With this configuration, wheel loader 1 comes to a stop before collision of front wheels 3a with dump truck 900 in the dump approach. Wheel loader 1 therefore avoids the collision of front wheels 3a with dump truck 900 even when the operator neglects to confirm the position of each front wheel 3a. Wheel loader 1 thus assists the operation by the operator in the dump approach.
(2) Specifically, the predetermined position corresponds to the front end of roof 61. With this configuration, a position where sensor 40 is disposed is set to be lower in height than a position where sensor 40 is to be disposed on a rear end of roof 61.

[Second Embodiment]

A description will be given of a wheel loader according to a second embodiment with reference to the drawings. It should be noted that a description will be given of different configurations of the wheel loader according to the second embodiment from those of wheel loader 1 according to the first embodiment; therefore, no description will be given of similar configurations of the wheel loader according to the second embodiment to those of wheel loader 1 according to the first embodiment.
Fig. 8 is a side view of wheel loader 1A according to the second embodiment.

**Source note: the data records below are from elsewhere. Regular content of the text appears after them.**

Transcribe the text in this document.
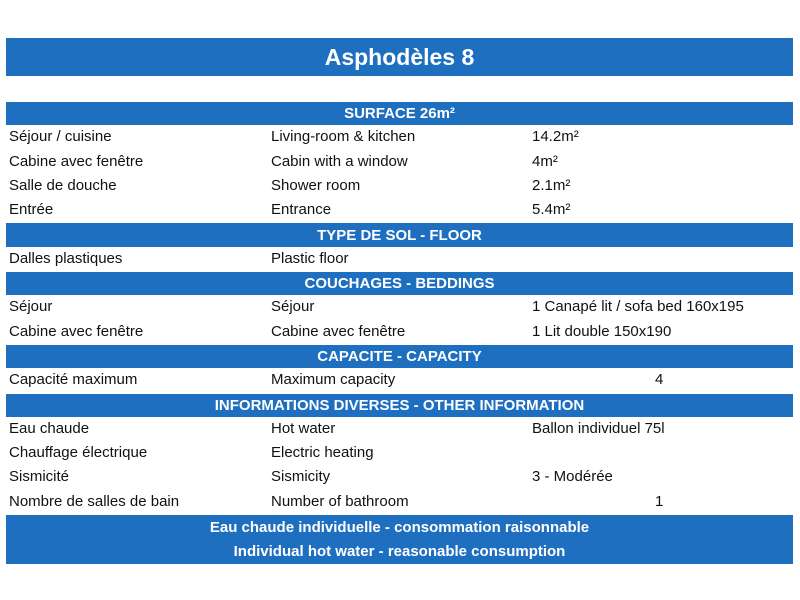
Asphodèles 8
SURFACE 26m²
Séjour / cuisine	Living-room & kitchen	14.2m²
Cabine avec fenêtre	Cabin with a window	4m²
Salle de douche	Shower room	2.1m²
Entrée	Entrance	5.4m²
TYPE DE SOL - FLOOR
Dalles plastiques	Plastic floor
COUCHAGES - BEDDINGS
Séjour	Séjour	1 Canapé lit / sofa bed 160x195
Cabine avec fenêtre	Cabine avec fenêtre	1 Lit double 150x190
CAPACITE - CAPACITY
Capacité maximum	Maximum capacity	4
INFORMATIONS DIVERSES - OTHER INFORMATION
Eau chaude	Hot water	Ballon individuel 75l
Chauffage électrique	Electric heating
Sismicité	Sismicity	3 - Modérée
Nombre de salles de bain	Number of bathroom	1
Eau chaude individuelle - consommation raisonnable
Individual hot water - reasonable consumption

Fig. 9 is a top view of wheel loader 1A. Fig. 10 is a perspective view of wheel loader 1A.
As illustrated in Figs. 8, 9, and 10, wheel loader 1A has a hardware configuration similar to the hardware configuration of wheel loader 1A, except for a sensor 40A provided instead of sensor 40.
Sensor 40A is disposed on an upper face of a front frame 5a. Sensor 40A is disposed at a predetermined position that is closer to a front end 51 (see Fig. 10) of front frame 5a than to a position where a boom 31 is supported. Specifically, sensor 40A is disposed closer to the front end of front frame 5a than to a boom pin 7. Typically, sensor 40A is disposed above axles 52 of front wheels 3a.
Sensor 40A is disposed between left boom 31 and a tilt cylinder 35, as seen in top view in a Y direction illustrated in Fig. 9. Sensor 40A is disposed such that an optical axis is directed toward a left front side of wheel loader 1A, as seen in top view of Fig 9.
Sensor 40A measures a distance D between left front wheel 3a and dump truck 900 in dump approach, as in a manner similar to that by sensor 40. Sensor 40A may be any device for measuring distance D. Examples of sensor 40A may include various devices such as an ultrasonic sensor, a laser sensor, an infrared sensor, and a camera.
Sensor 40A may be disposed between right boom 31 and tilt cylinder 35, as seen in top view in the Y direction illustrated in Fig. 9. Alternatively, sensor 40A may be disposed beneath tilt cylinder 35 as seen in top view of Fig. 9. Sensor 40A is not necessarily configured to measure distance D between left front wheel 3a and dump truck 900. Sensor 40 may be disposed to measure a distance between at least one of right front wheel 3a and left front wheel 3a and dump truck 900.
Fig. 11 schematically illustrates a sensing area of sensor 40A. As illustrated in Fig. 11, sensor 40A is disposed such that optical axis 49 of sensor 40A is directed to a position forward of left front wheel 3a. Sensor 40A may be disposed such that optical axis 49 and left front wheel 3a cross each other so as to sense a predetermined region forward of left front wheel 3a.
Sensor 40A disposed as described above measures distance D between front wheels 3a and the dump truck as the loading target. Information acquired by sensor 40A is sent to a controller 110 of wheel loader 1A and then is subjected to data processing in controller 110.
Controller 110 of wheel loader 1A operates like controller 110 of wheel loader 1. Specifically, controller 110 causes wheel loader 1A to perform a predetermined action for collision avoidance, that is, causes wheel loader 1A to come to a stop on condition that distance D to be measured by sensor 40A when wheel loader 1A travels takes a value less than or equal to a threshold value Th.
With this configuration, wheel loader 1A comes to a stop before collision of front wheels 3a with dump truck 900 in the dump approach. Wheel loader 1A therefore avoids the collision of front wheels 3a with dump truck 900 even when the operator neglects to confirm the position of each front wheel 3a, Wheel loader 1A thus assists the operation by the operator in the dump approach.

<<Modifications>>

A description will be given of a modification of wheel loader 1 according to the first embodiment and a modification of wheel loader 1A according to the second embodiment with reference to the drawings.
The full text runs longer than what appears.